Özpınar kitabında ele alınan metinler üzerinden çeşitli tablolar oluşturmuş. Farklı yazarların metinlerde oluşturduğu dönemselleştirme önerilerini bir tablo üzerinde görmek büyük anlatılar görmeye alışkın gözler için karmaşık bir yapı sunuyor. Ancak bir yandan da sanatımızın farklı aktörlerinin ve olgularının iç içeliğini görme olanağı da sağlıyor. Bir yandan da Özpınar'ın Art Unlimited röportajında bahsettiği gelişme diskuruna karşı verimli bir alan sunuyor. "Özellikle dikkat ederek gelişme, ivme gibi sözcükleri kullanmadım. Eleştirdiğim şeylerden biri bu! Böyle bir 'gelişme'ye ihtiyacımız var mı? Hangi 'gelişme' bu? Kime göre, neden gelişiyoruz?
AKADEMİ VE SİVİL TARTIŞMADA ÜZERİNDE DURULMASI GEREKEN METİNLER
Gelişmeye neden bu kadar takmışız? İçinden çıkmak mümkün mü bilemem ama fark etmek mümkün," diyor Özpınar röportajında.
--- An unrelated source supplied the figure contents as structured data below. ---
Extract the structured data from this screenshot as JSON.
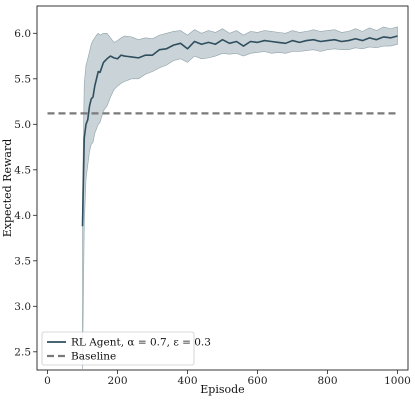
{
  "chart_data": {
    "type": "line",
    "xlabel": "Episode",
    "ylabel": "Expected Reward",
    "xlim": [
      -30,
      1030
    ],
    "ylim": [
      2.3,
      6.3
    ],
    "xticks": [
      0,
      200,
      400,
      600,
      800,
      1000
    ],
    "yticks": [
      2.5,
      3.0,
      3.5,
      4.0,
      4.5,
      5.0,
      5.5,
      6.0
    ],
    "xtick_labels": [
      "0",
      "200",
      "400",
      "600",
      "800",
      "1000"
    ],
    "ytick_labels": [
      "2.5",
      "3.0",
      "3.5",
      "4.0",
      "4.5",
      "5.0",
      "5.5",
      "6.0"
    ],
    "grid": false,
    "legend_position": "lower-left",
    "series": [
      {
        "name": "RL Agent, α = 0.7, ε = 0.3",
        "kind": "line_with_band",
        "color": "#2f4f5f",
        "band_color": "#aebcc2",
        "x": [
          100,
          105,
          110,
          115,
          120,
          125,
          130,
          135,
          140,
          145,
          150,
          160,
          170,
          180,
          190,
          200,
          210,
          220,
          240,
          260,
          280,
          300,
          320,
          340,
          360,
          380,
          400,
          420,
          440,
          460,
          480,
          500,
          520,
          540,
          560,
          580,
          600,
          620,
          640,
          660,
          680,
          700,
          720,
          740,
          760,
          780,
          800,
          820,
          840,
          860,
          880,
          900,
          920,
          940,
          960,
          980,
          1000
        ],
        "y": [
          3.88,
          4.85,
          5.0,
          5.05,
          5.2,
          5.28,
          5.3,
          5.42,
          5.5,
          5.58,
          5.57,
          5.68,
          5.72,
          5.75,
          5.73,
          5.72,
          5.76,
          5.75,
          5.74,
          5.73,
          5.76,
          5.76,
          5.82,
          5.83,
          5.87,
          5.89,
          5.83,
          5.91,
          5.88,
          5.9,
          5.88,
          5.93,
          5.89,
          5.91,
          5.86,
          5.91,
          5.9,
          5.92,
          5.91,
          5.9,
          5.89,
          5.92,
          5.9,
          5.92,
          5.93,
          5.91,
          5.92,
          5.93,
          5.91,
          5.92,
          5.94,
          5.92,
          5.95,
          5.93,
          5.96,
          5.95,
          5.97
        ],
        "lower": [
          2.3,
          3.9,
          4.4,
          4.55,
          4.7,
          4.78,
          4.8,
          4.9,
          4.95,
          5.0,
          5.02,
          5.15,
          5.2,
          5.3,
          5.38,
          5.42,
          5.45,
          5.47,
          5.5,
          5.5,
          5.55,
          5.58,
          5.62,
          5.65,
          5.7,
          5.72,
          5.68,
          5.75,
          5.72,
          5.73,
          5.75,
          5.78,
          5.77,
          5.78,
          5.75,
          5.78,
          5.79,
          5.8,
          5.78,
          5.79,
          5.78,
          5.8,
          5.8,
          5.81,
          5.82,
          5.8,
          5.82,
          5.83,
          5.82,
          5.82,
          5.84,
          5.83,
          5.85,
          5.84,
          5.86,
          5.86,
          5.88
        ],
        "upper": [
          4.2,
          5.45,
          5.65,
          5.72,
          5.8,
          5.88,
          5.92,
          5.95,
          5.98,
          6.0,
          5.98,
          6.0,
          6.0,
          5.95,
          5.9,
          5.92,
          5.95,
          5.97,
          5.96,
          5.93,
          5.95,
          5.94,
          5.98,
          6.0,
          6.02,
          6.03,
          5.98,
          6.04,
          6.0,
          6.03,
          6.01,
          6.05,
          6.0,
          6.03,
          5.98,
          6.02,
          6.01,
          6.03,
          6.02,
          6.01,
          6.0,
          6.03,
          6.01,
          6.02,
          6.04,
          6.02,
          6.03,
          6.04,
          6.01,
          6.02,
          6.05,
          6.02,
          6.06,
          6.03,
          6.07,
          6.05,
          6.07
        ]
      },
      {
        "name": "Baseline",
        "kind": "dashed_line",
        "color": "#7a7a7a",
        "x": [
          0,
          1000
        ],
        "y": [
          5.12,
          5.12
        ]
      }
    ]
  }
}
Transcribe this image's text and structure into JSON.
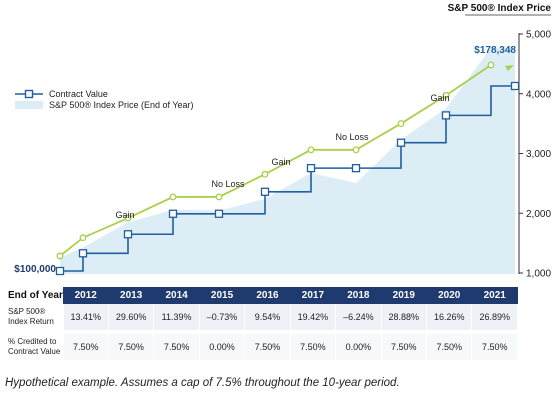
{
  "chart_data": {
    "type": "line",
    "years": [
      "2012",
      "2013",
      "2014",
      "2015",
      "2016",
      "2017",
      "2018",
      "2019",
      "2020",
      "2021"
    ],
    "legend": [
      "Contract Value",
      "S&P 500® Index Price (End of Year)"
    ],
    "right_axis": {
      "title": "S&P 500® Index Price",
      "ticks": [
        "5,000",
        "4,000",
        "3,000",
        "2,000",
        "1,000"
      ],
      "tick_values": [
        5000,
        4000,
        3000,
        2000,
        1000
      ],
      "ylim": [
        1000,
        5000
      ]
    },
    "contract_value": {
      "name": "Contract Value",
      "start_label": "$100,000",
      "end_label": "$178,348",
      "start": 100000,
      "values": [
        107500,
        115563,
        124230,
        124230,
        133547,
        143563,
        143563,
        154330,
        165905,
        178348
      ]
    },
    "sp500": {
      "name": "S&P 500® Index Price (End of Year)",
      "values": [
        1426,
        1848,
        2059,
        2044,
        2239,
        2674,
        2507,
        3231,
        3756,
        4766
      ]
    },
    "annotations": [
      "Gain",
      "No Loss",
      "Gain",
      "No Loss",
      "Gain"
    ]
  },
  "table": {
    "header_label": "End of Year",
    "rows": [
      {
        "label": "S&P 500®\nIndex Return",
        "values": [
          "13.41%",
          "29.60%",
          "11.39%",
          "–0.73%",
          "9.54%",
          "19.42%",
          "–6.24%",
          "28.88%",
          "16.26%",
          "26.89%"
        ]
      },
      {
        "label": "% Credited to\nContract Value",
        "values": [
          "7.50%",
          "7.50%",
          "7.50%",
          "0.00%",
          "7.50%",
          "7.50%",
          "0.00%",
          "7.50%",
          "7.50%",
          "7.50%"
        ]
      }
    ]
  },
  "caption": "Hypothetical example. Assumes a cap of 7.5% throughout the 10-year period.",
  "colors": {
    "navy": "#1e3a6e",
    "step_line": "#1f5f9e",
    "gain_line": "#a9cf4b",
    "area_fill": "#dcedf6"
  }
}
Ve eleştiri eksikliğimize dair söylemin de sorunlarına vurmuş yapmış oluyor bu vesileyle. "Sorun belki de bir alanda 'gelişme' görmediğimizi düşündüğümüzde bunu hep bir 'eksiklik' olarak yorumlamak."
Ceren Özpınar'ın "Türkiye'de Sanat Tarihi Yazımı" kitabı hem sanat tarihi çalışmalarımız açısından önemli bir boşluğu dolduruyor, hem de yeni tartışma olanaklarına alan açıyor. Akademide ve sivil tartışma alanlarında üzerinde durulması gereken bir çalışma.